No fue el caso. En Tamaulipas, donde se registró el más alto nivel de participación ciudadana, salió a votar 53.31 por ciento de la lista nominal de la entidad. Y de ahí, todo fue cuesta abajo. En Durango, el abstencionismo fue de casi 50 por ciento; en Hidalgo, superó el 52 por ciento; en Aguascalientes casi llegó a 55 por ciento.
Los casos más graves se presentaron en Quintana Roo, donde la abstención prácticamente llegó al 60 por ciento, y en Oaxaca, donde superó el 61 por ciento. Aunque en el caso de esta última entidad, influyó la devastación que dejó a su paso el huracán “Ágatha” días antes de los comicios y que incluso provocó enojo en algunas zonas afectadas, donde los damnificados reclamaron cómo era posible que llegara sin contratiempos el material electoral y no la ayuda humanitaria. Y a pesar de lo cual –valga señalar- votaron por Morena, partido que apoyó la desaparición del Fondo para Desastres Naturales (Fonden).
Con esos niveles ínfimos de participación, la legitimidad de varios de esos próximos gobiernos será endeble, cuando no severamente cuestionable, pues no cuentan con una base real de apoyo popular que les dé soporte a la hora de enfrentar los múltiples y graves problemas que implica cualquier ejercicio de gobierno.
El principal saldo de la elección de este domingo es la certeza de que partidos y candidatos, en general, no le están diciendo nada al electorado. El PRI va en caída libre y en proceso de desaparecer en el corto plazo ante su suicida negativa a refundarse y, en cambio, reciclar más de lo mismo y de los mismos. La asociación de su nombre con la corrupción provoca un rechazo casi en automático del que parece imposible disociarlo. Peor aún, cuando sus líderes actuales corroboran que siguen siendo iguales, que no entendieron nada.
El PAN se sostiene como la principal fuerza opositora, pero debilitado por sus propios conflictos internos y por su incapacidad para trascender políticamente más allá de sus bases, limitadas a ciertos segmentos socioeconómicos e ideológicos que no lo hacen ver como una opción socialmente incluyente. El PRD prácticamente desapareció y vive de “prestado”, mientras que Movimiento Ciudadano lucra con el discurso opositor, mientras le sirve al régimen.
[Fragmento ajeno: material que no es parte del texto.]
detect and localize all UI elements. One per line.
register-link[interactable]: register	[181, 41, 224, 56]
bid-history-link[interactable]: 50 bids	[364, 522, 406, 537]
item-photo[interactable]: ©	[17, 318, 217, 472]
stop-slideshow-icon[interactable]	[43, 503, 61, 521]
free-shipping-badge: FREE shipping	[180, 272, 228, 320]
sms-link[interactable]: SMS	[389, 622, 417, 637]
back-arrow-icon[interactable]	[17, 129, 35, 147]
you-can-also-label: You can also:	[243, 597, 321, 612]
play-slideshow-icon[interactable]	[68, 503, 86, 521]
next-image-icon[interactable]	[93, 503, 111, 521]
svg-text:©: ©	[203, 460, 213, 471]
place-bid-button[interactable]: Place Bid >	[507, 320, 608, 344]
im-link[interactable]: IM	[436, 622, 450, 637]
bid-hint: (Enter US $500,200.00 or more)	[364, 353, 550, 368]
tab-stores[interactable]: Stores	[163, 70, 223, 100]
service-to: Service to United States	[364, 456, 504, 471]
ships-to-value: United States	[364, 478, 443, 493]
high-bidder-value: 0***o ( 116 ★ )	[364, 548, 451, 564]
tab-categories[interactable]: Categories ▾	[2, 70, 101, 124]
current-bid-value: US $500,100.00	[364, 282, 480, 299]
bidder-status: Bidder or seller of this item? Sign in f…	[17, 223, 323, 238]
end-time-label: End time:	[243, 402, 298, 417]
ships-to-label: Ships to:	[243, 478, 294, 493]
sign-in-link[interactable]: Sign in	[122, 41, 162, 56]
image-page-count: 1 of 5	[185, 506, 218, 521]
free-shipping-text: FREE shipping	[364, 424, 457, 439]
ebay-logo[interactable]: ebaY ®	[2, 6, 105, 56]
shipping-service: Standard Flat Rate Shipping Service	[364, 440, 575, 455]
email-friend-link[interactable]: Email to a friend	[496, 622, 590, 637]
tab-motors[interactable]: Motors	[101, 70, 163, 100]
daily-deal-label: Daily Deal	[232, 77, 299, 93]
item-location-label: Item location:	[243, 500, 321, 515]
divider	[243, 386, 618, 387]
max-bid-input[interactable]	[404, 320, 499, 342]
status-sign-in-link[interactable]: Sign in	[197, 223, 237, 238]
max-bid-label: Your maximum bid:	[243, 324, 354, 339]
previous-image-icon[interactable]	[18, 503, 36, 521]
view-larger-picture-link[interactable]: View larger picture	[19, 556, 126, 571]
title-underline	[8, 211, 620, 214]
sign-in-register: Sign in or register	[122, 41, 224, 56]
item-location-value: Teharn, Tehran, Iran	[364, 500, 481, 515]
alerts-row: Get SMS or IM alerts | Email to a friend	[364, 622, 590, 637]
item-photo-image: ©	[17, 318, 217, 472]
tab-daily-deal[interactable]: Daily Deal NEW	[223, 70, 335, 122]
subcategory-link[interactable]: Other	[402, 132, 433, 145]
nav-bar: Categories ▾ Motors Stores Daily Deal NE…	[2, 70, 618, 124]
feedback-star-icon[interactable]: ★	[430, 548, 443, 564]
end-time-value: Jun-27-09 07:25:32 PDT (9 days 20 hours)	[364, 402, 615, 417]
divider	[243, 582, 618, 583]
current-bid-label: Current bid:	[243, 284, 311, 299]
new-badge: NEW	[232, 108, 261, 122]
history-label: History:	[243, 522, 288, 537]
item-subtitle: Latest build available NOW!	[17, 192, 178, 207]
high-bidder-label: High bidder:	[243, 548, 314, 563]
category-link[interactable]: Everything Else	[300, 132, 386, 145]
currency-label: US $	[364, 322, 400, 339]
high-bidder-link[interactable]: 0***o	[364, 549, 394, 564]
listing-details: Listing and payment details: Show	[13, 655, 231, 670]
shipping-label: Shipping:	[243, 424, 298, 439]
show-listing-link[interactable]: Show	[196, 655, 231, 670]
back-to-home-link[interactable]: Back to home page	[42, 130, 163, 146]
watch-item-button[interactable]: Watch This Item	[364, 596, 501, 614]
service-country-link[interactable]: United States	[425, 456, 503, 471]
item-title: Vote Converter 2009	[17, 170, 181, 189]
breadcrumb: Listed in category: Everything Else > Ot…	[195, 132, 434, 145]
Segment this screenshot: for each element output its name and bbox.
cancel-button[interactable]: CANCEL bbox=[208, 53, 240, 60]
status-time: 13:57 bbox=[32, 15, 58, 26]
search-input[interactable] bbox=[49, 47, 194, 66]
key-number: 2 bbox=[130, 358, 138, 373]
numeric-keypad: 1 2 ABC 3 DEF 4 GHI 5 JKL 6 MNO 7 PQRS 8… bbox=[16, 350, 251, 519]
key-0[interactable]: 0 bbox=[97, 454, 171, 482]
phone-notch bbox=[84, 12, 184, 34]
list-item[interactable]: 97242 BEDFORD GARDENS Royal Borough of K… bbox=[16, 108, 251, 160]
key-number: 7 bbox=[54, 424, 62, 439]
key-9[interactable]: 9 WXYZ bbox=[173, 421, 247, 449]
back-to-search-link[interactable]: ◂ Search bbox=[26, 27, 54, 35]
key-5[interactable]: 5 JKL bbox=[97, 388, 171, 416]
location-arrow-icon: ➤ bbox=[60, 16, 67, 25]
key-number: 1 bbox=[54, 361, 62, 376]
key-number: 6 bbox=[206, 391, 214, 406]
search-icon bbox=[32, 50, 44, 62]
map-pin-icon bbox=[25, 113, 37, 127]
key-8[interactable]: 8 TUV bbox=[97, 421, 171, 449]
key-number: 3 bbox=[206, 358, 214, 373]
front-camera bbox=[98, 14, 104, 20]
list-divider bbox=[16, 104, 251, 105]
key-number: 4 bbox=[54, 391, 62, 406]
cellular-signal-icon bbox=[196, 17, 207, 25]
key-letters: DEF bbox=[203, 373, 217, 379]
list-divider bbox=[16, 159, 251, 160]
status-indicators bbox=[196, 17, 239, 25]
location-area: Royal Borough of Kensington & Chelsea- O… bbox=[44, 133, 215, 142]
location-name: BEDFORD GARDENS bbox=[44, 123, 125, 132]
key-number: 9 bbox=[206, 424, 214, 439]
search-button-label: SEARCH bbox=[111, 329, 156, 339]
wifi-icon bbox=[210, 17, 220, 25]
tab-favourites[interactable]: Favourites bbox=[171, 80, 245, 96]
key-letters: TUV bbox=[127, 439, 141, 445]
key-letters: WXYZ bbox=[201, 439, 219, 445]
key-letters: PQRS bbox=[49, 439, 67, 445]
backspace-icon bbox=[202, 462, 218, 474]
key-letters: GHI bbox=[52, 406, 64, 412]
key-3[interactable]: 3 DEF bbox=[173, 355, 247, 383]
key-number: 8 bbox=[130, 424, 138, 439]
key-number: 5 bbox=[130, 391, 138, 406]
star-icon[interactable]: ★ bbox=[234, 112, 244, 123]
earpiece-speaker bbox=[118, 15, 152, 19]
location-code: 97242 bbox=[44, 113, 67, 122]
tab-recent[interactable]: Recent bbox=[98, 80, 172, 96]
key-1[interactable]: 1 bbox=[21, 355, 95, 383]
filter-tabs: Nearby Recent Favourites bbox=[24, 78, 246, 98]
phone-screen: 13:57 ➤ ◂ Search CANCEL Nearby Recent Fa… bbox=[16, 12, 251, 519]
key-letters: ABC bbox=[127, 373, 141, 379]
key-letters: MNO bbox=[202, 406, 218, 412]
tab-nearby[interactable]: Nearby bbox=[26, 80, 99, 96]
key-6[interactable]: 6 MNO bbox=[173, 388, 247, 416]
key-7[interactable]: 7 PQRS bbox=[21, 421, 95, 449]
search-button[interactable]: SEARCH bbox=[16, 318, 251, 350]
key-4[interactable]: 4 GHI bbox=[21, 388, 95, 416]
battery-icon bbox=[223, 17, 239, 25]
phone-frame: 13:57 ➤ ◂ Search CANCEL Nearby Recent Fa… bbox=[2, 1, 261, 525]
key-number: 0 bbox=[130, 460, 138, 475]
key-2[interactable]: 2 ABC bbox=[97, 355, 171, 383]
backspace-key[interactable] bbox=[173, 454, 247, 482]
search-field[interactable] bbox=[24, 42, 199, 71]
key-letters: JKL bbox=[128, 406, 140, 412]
Morena parece vivir su “momento de gloria” gracias a la figura de su líder político, el presidente Andrés Manuel López Obrador, y sus programas clientelares. Pero cuando aquél deje de figurar en el escenario público, se conocerá el verdadero nivel de aceptación de un organismo que no funciona como partido, sino casi como una secta en la cual no hay posibilidad de expresar disensos ni opiniones que se aparten del “dogma” de la “infalibilidad” del dirigente.
Lo cierto es que en su carrera de regreso al pasado, el lopezobradorismo ya logró la restauración de un sistema neohegemónico a nivel territorial y regional. Y lo más irónico es que lo ha hecho reclutando, postulando y coaccionando priistas. Si no lo cree, revise la biografía de los candidatos que contendieron en las elecciones del domingo y cheque a qué próximos ex gobernadores les ofrecerán cargos en la administración federal o en representaciones diplomáticas.
Al final del día, el priismo no se crea ni se destruye. Solamente se “transforma”. Nomás que en color guinda.